ANTI presented a distinct, idiosyncratic and uneasy screenshot of our political, social and cultural momentum, highlighting how opposition inhabits both power and resistance, reactionary and progressive outcries, and attitudes that demand new alternatives in the realms mostly shaping our lives today. ANTI was joyful, indulging, and comforting at times, unsettling, ominous, and dystopian at others. An exhibition about our times.

The 6th Athens Biennale dealt with the impact of technology on our lives, work, and relationships; pointed out gendered and racialized injustices; raised questions of self-determination; thematized data-collection processes and surveillance; and scrutinized the seduction of fake news and our obsessions with our own image in the myriad of technological interfaces that surpass our reality today.

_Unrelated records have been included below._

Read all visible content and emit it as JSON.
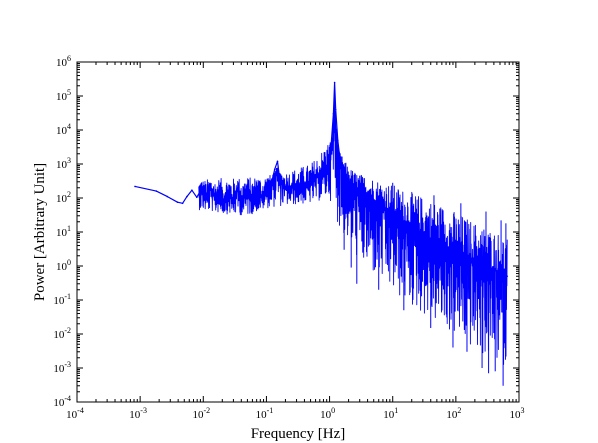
{
  "chart_data": {
    "type": "line",
    "xlabel": "Frequency [Hz]",
    "ylabel": "Power [Arbitrary Unit]",
    "xscale": "log",
    "yscale": "log",
    "xlim": [
      0.0001,
      1000
    ],
    "ylim": [
      0.0001,
      1000000
    ],
    "grid": false,
    "legend": "none",
    "x_ticks": [
      {
        "base": "10",
        "exp": "-4",
        "value": 0.0001
      },
      {
        "base": "10",
        "exp": "-3",
        "value": 0.001
      },
      {
        "base": "10",
        "exp": "-2",
        "value": 0.01
      },
      {
        "base": "10",
        "exp": "-1",
        "value": 0.1
      },
      {
        "base": "10",
        "exp": "0",
        "value": 1
      },
      {
        "base": "10",
        "exp": "1",
        "value": 10
      },
      {
        "base": "10",
        "exp": "2",
        "value": 100
      },
      {
        "base": "10",
        "exp": "3",
        "value": 1000
      }
    ],
    "y_ticks": [
      {
        "base": "10",
        "exp": "-4",
        "value": 0.0001
      },
      {
        "base": "10",
        "exp": "-3",
        "value": 0.001
      },
      {
        "base": "10",
        "exp": "-2",
        "value": 0.01
      },
      {
        "base": "10",
        "exp": "-1",
        "value": 0.1
      },
      {
        "base": "10",
        "exp": "0",
        "value": 1
      },
      {
        "base": "10",
        "exp": "1",
        "value": 10
      },
      {
        "base": "10",
        "exp": "2",
        "value": 100
      },
      {
        "base": "10",
        "exp": "3",
        "value": 1000
      },
      {
        "base": "10",
        "exp": "4",
        "value": 10000
      },
      {
        "base": "10",
        "exp": "5",
        "value": 100000
      },
      {
        "base": "10",
        "exp": "6",
        "value": 1000000
      }
    ],
    "series": [
      {
        "color": "#0000ff",
        "points": [
          [
            0.00083,
            220
          ],
          [
            0.0018,
            160
          ],
          [
            0.0027,
            110
          ],
          [
            0.0039,
            75
          ],
          [
            0.0047,
            70
          ],
          [
            0.0055,
            110
          ],
          [
            0.0066,
            170
          ],
          [
            0.0079,
            105
          ],
          [
            0.0093,
            180
          ],
          [
            0.011,
            95
          ],
          [
            0.013,
            200
          ],
          [
            0.0155,
            90
          ],
          [
            0.018,
            150
          ],
          [
            0.021,
            85
          ],
          [
            0.025,
            160
          ],
          [
            0.03,
            80
          ],
          [
            0.035,
            200
          ],
          [
            0.042,
            85
          ],
          [
            0.05,
            190
          ],
          [
            0.06,
            95
          ],
          [
            0.07,
            230
          ],
          [
            0.085,
            100
          ],
          [
            0.1,
            220
          ],
          [
            0.12,
            260
          ],
          [
            0.135,
            700
          ],
          [
            0.15,
            1200
          ],
          [
            0.16,
            450
          ],
          [
            0.19,
            230
          ],
          [
            0.25,
            200
          ],
          [
            0.35,
            230
          ],
          [
            0.5,
            300
          ],
          [
            0.7,
            450
          ],
          [
            0.9,
            900
          ],
          [
            1.05,
            3000
          ],
          [
            1.15,
            30000
          ],
          [
            1.2,
            250000
          ],
          [
            1.25,
            40000
          ],
          [
            1.35,
            5000
          ],
          [
            1.5,
            900
          ],
          [
            1.8,
            400
          ],
          [
            2.5,
            200
          ],
          [
            4,
            120
          ],
          [
            6,
            70
          ],
          [
            10,
            35
          ],
          [
            20,
            14
          ],
          [
            50,
            5
          ],
          [
            100,
            2.8
          ],
          [
            200,
            1.5
          ],
          [
            400,
            0.8
          ],
          [
            650,
            0.5
          ]
        ],
        "noise_lower": [
          [
            0.0085,
            45
          ],
          [
            0.02,
            35
          ],
          [
            0.05,
            30
          ],
          [
            0.1,
            50
          ],
          [
            0.2,
            60
          ],
          [
            0.5,
            70
          ],
          [
            1,
            100
          ],
          [
            1.5,
            10
          ],
          [
            2,
            5
          ],
          [
            3,
            1.2
          ],
          [
            5,
            0.5
          ],
          [
            10,
            0.15
          ],
          [
            20,
            0.06
          ],
          [
            50,
            0.02
          ],
          [
            100,
            0.008
          ],
          [
            200,
            0.003
          ],
          [
            400,
            0.0015
          ],
          [
            650,
            0.001
          ]
        ],
        "noise_upper": [
          [
            0.0085,
            350
          ],
          [
            0.02,
            380
          ],
          [
            0.05,
            400
          ],
          [
            0.1,
            450
          ],
          [
            0.2,
            600
          ],
          [
            0.5,
            1000
          ],
          [
            1,
            5000
          ],
          [
            1.5,
            2000
          ],
          [
            2,
            800
          ],
          [
            3,
            500
          ],
          [
            5,
            400
          ],
          [
            10,
            250
          ],
          [
            20,
            150
          ],
          [
            50,
            80
          ],
          [
            100,
            40
          ],
          [
            200,
            20
          ],
          [
            400,
            12
          ],
          [
            650,
            8
          ]
        ],
        "min_points": [
          [
            1.7,
            3
          ],
          [
            2.2,
            0.9
          ],
          [
            2.7,
            0.3
          ],
          [
            6,
            0.2
          ],
          [
            15,
            0.05
          ],
          [
            40,
            0.015
          ],
          [
            90,
            0.004
          ],
          [
            150,
            0.003
          ],
          [
            260,
            0.001
          ],
          [
            330,
            0.0007
          ],
          [
            420,
            0.0008
          ],
          [
            560,
            0.0003
          ]
        ],
        "max_points": [
          [
            1.6,
            500
          ],
          [
            3,
            450
          ],
          [
            10,
            280
          ],
          [
            45,
            120
          ],
          [
            120,
            70
          ],
          [
            300,
            40
          ],
          [
            520,
            22
          ],
          [
            620,
            18
          ]
        ]
      }
    ]
  }
}
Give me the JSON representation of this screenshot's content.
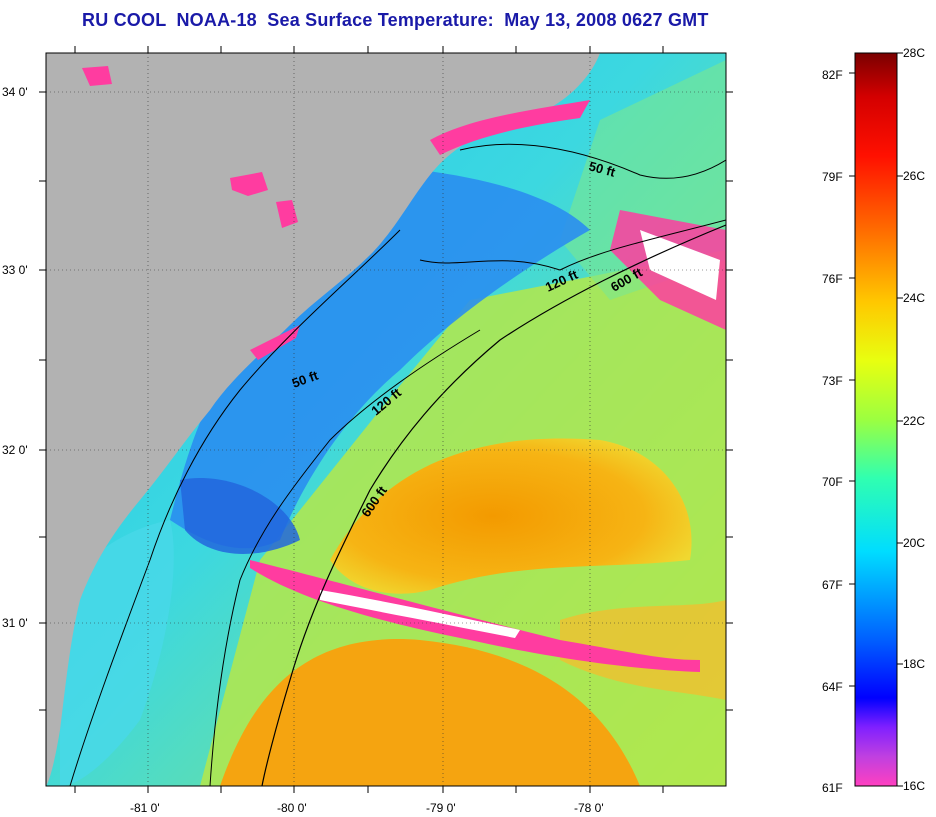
{
  "title": "RU COOL  NOAA-18  Sea Surface Temperature:  May 13, 2008 0627 GMT",
  "map": {
    "longitude_labels": [
      "-81 0'",
      "-80 0'",
      "-79 0'",
      "-78 0'"
    ],
    "latitude_labels": [
      "34 0'",
      "33 0'",
      "32 0'",
      "31 0'"
    ],
    "contours": [
      {
        "name": "50-ft",
        "label": "50 ft"
      },
      {
        "name": "120-ft",
        "label": "120 ft"
      },
      {
        "name": "600-ft",
        "label": "600 ft"
      }
    ],
    "contour_label_text": {
      "label_50_a": "50 ft",
      "label_50_b": "50 ft",
      "label_120_a": "120 ft",
      "label_120_b": "120 ft",
      "label_600_a": "600 ft",
      "label_600_b": "600 ft"
    },
    "colors": {
      "land": "#b2b2b2",
      "cloud_mask": "#ff3ca0",
      "cold_water": "#1e7ff0",
      "cool_water": "#22c8f0",
      "mild_water": "#9af060",
      "warm_water": "#f5a000"
    }
  },
  "colorbar": {
    "fahrenheit_labels": [
      "82F",
      "79F",
      "76F",
      "73F",
      "70F",
      "67F",
      "64F",
      "61F"
    ],
    "celsius_labels": [
      "28C",
      "26C",
      "24C",
      "22C",
      "20C",
      "18C",
      "16C"
    ],
    "gradient_stops": [
      "#7a0000",
      "#ff0000",
      "#ff6a00",
      "#ffc800",
      "#ffff00",
      "#9cff40",
      "#00ffff",
      "#0080ff",
      "#0000ff",
      "#8000ff",
      "#ff40c0"
    ]
  }
}
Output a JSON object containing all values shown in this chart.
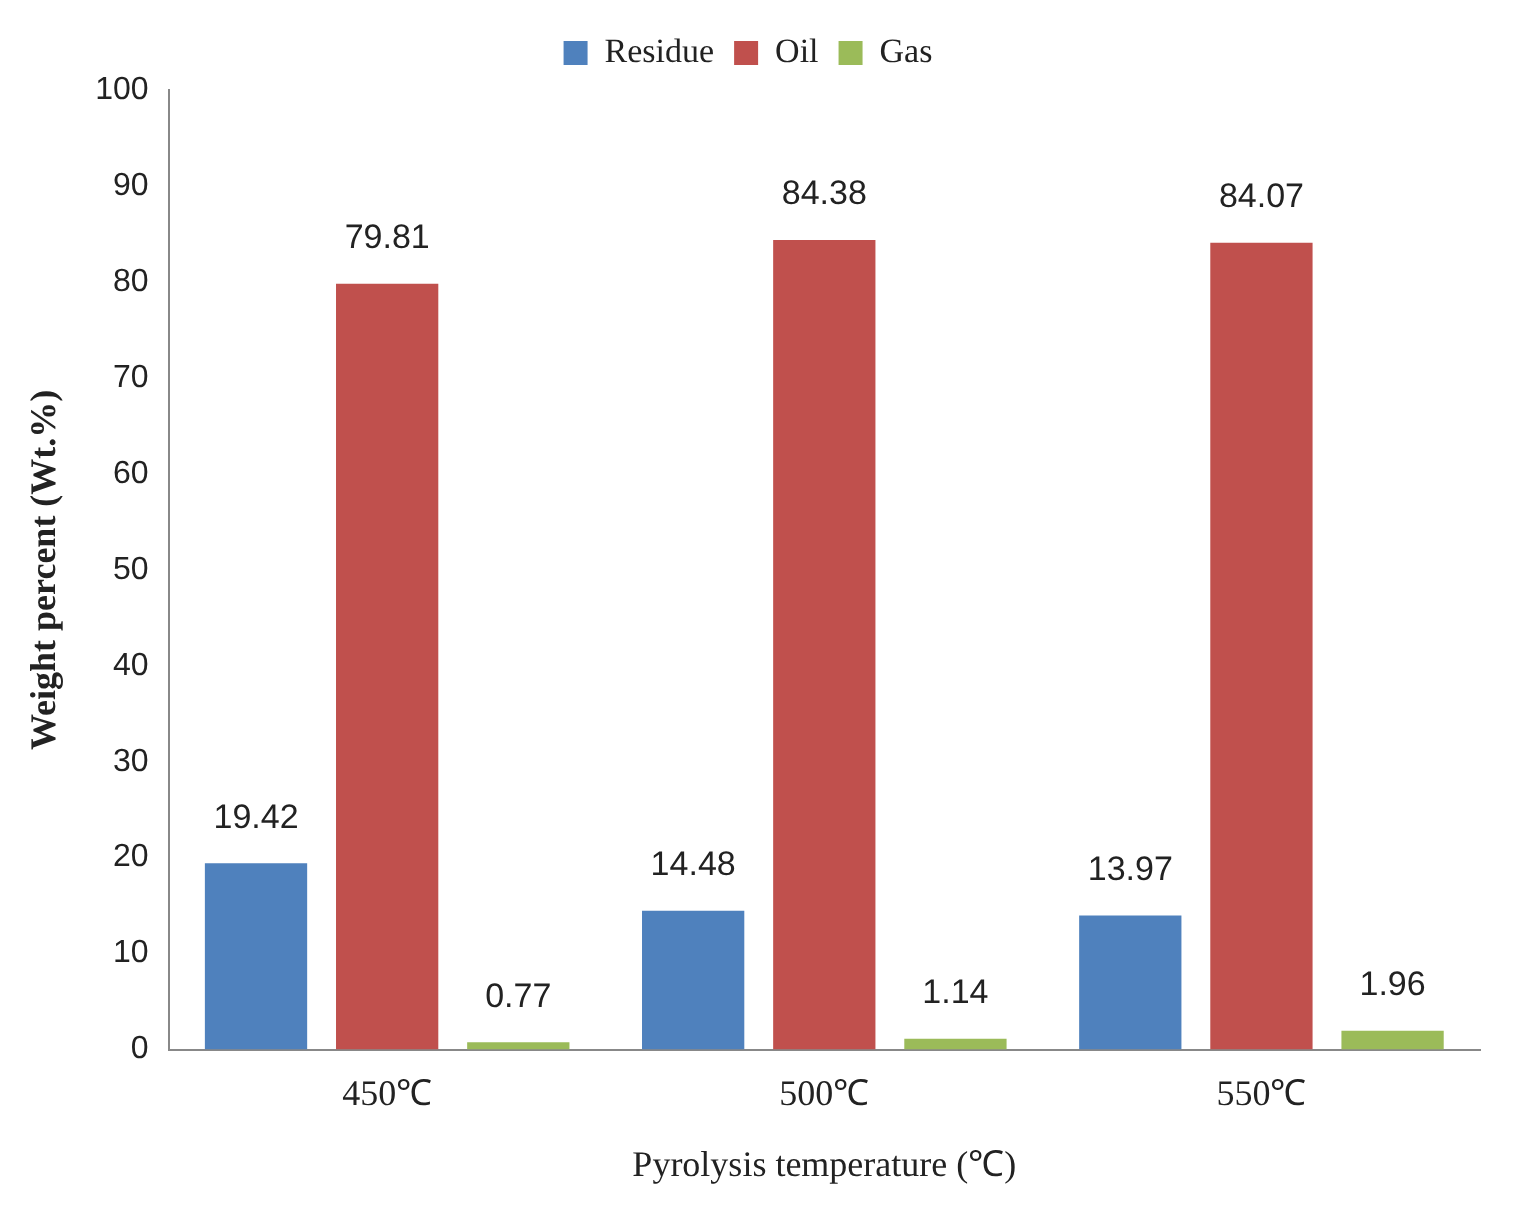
{
  "chart_data": {
    "type": "bar",
    "xlabel": "Pyrolysis temperature (℃)",
    "ylabel": "Weight percent (Wt.%)",
    "categories": [
      "450℃",
      "500℃",
      "550℃"
    ],
    "series": [
      {
        "name": "Residue",
        "color": "#4f81bd",
        "values": [
          19.42,
          14.48,
          13.97
        ]
      },
      {
        "name": "Oil",
        "color": "#c0504d",
        "values": [
          79.81,
          84.38,
          84.07
        ]
      },
      {
        "name": "Gas",
        "color": "#9bbb59",
        "values": [
          0.77,
          1.14,
          1.96
        ]
      }
    ],
    "ylim": [
      0,
      100
    ],
    "yticks": [
      0,
      10,
      20,
      30,
      40,
      50,
      60,
      70,
      80,
      90,
      100
    ],
    "grid": false,
    "legend": "top",
    "data_labels": true
  }
}
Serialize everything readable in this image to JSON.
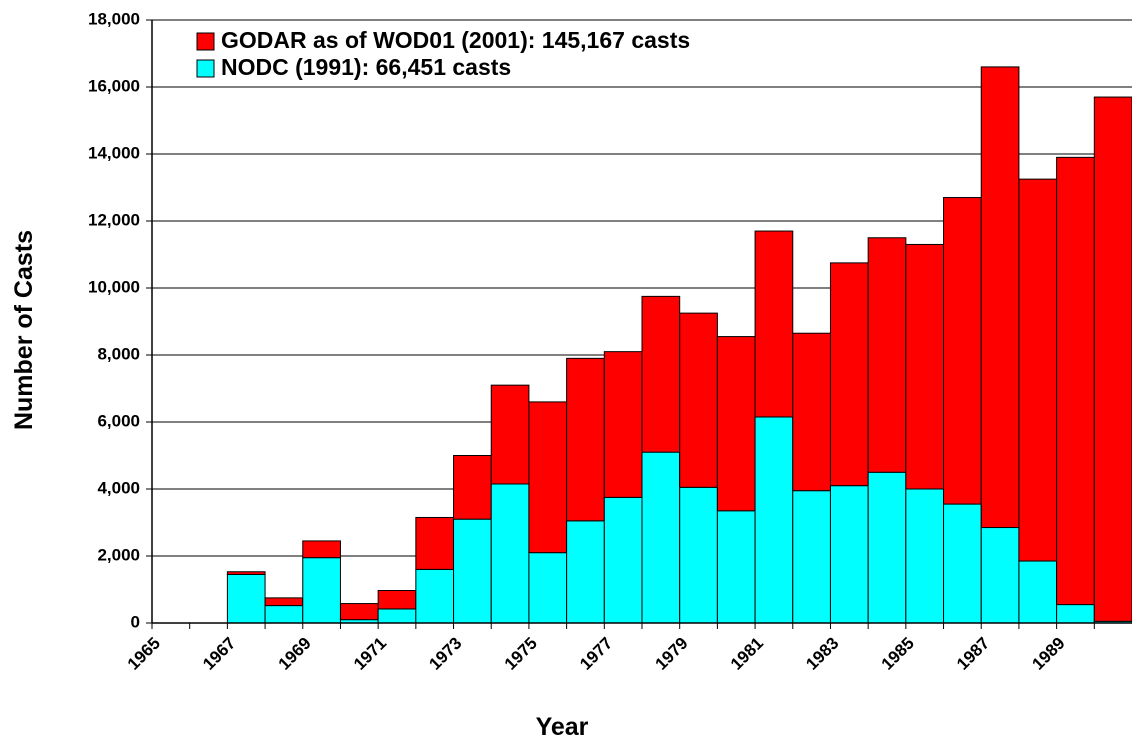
{
  "chart_data": {
    "type": "stacked_bar",
    "x_label": "Year",
    "y_label": "Number of Casts",
    "categories": [
      "1965",
      null,
      "1967",
      null,
      "1969",
      null,
      "1971",
      null,
      "1973",
      null,
      "1975",
      null,
      "1977",
      null,
      "1979",
      null,
      "1981",
      null,
      "1983",
      null,
      "1985",
      null,
      "1987",
      null,
      "1989",
      null
    ],
    "series": [
      {
        "name": "NODC (1991): 66,451 casts",
        "color": "#00ffff",
        "values": [
          0,
          0,
          1450,
          520,
          1950,
          100,
          420,
          1600,
          3100,
          4150,
          2100,
          3050,
          3750,
          5100,
          4050,
          3350,
          6150,
          3950,
          4100,
          4500,
          4000,
          3550,
          2850,
          1850,
          550,
          50
        ]
      },
      {
        "name": "GODAR as of WOD01 (2001): 145,167 casts",
        "color": "#ff0000",
        "values": [
          0,
          0,
          80,
          230,
          500,
          480,
          550,
          1550,
          1900,
          2950,
          4500,
          4850,
          4350,
          4650,
          5200,
          5200,
          5550,
          4700,
          6650,
          7000,
          7300,
          9150,
          13750,
          11400,
          13350,
          15650
        ]
      }
    ],
    "ylim": [
      0,
      18000
    ],
    "yticks": [
      0,
      {
        "value": 2000,
        "label": "2,000"
      },
      {
        "value": 4000,
        "label": "4,000"
      },
      {
        "value": 6000,
        "label": "6,000"
      },
      {
        "value": 8000,
        "label": "8,000"
      },
      {
        "value": 10000,
        "label": "10,000"
      },
      {
        "value": 12000,
        "label": "12,000"
      },
      {
        "value": 14000,
        "label": "14,000"
      },
      {
        "value": 16000,
        "label": "16,000"
      },
      {
        "value": 18000,
        "label": "18,000"
      }
    ],
    "grid": true
  }
}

ANTI confronted and examined scenarios of trans-human enhancement, cults of wellness as well as bodily and spiritual transformation. The artistic devices that constituted AB6 – from the gym to the KINO, from the online forum to the spa, from the office to the political front – revealed the dangers of today's neo-reactionary politics, asking what might motivate reactionary emotions and fantasies and how to change the current structures of pleasure. By inviting artists and other cultural producers to inhabit situations and devices mimicking, distorting, twisting, or amplifying contemporary life-theaters, ANTI was the departure point for numerous instead-ofs.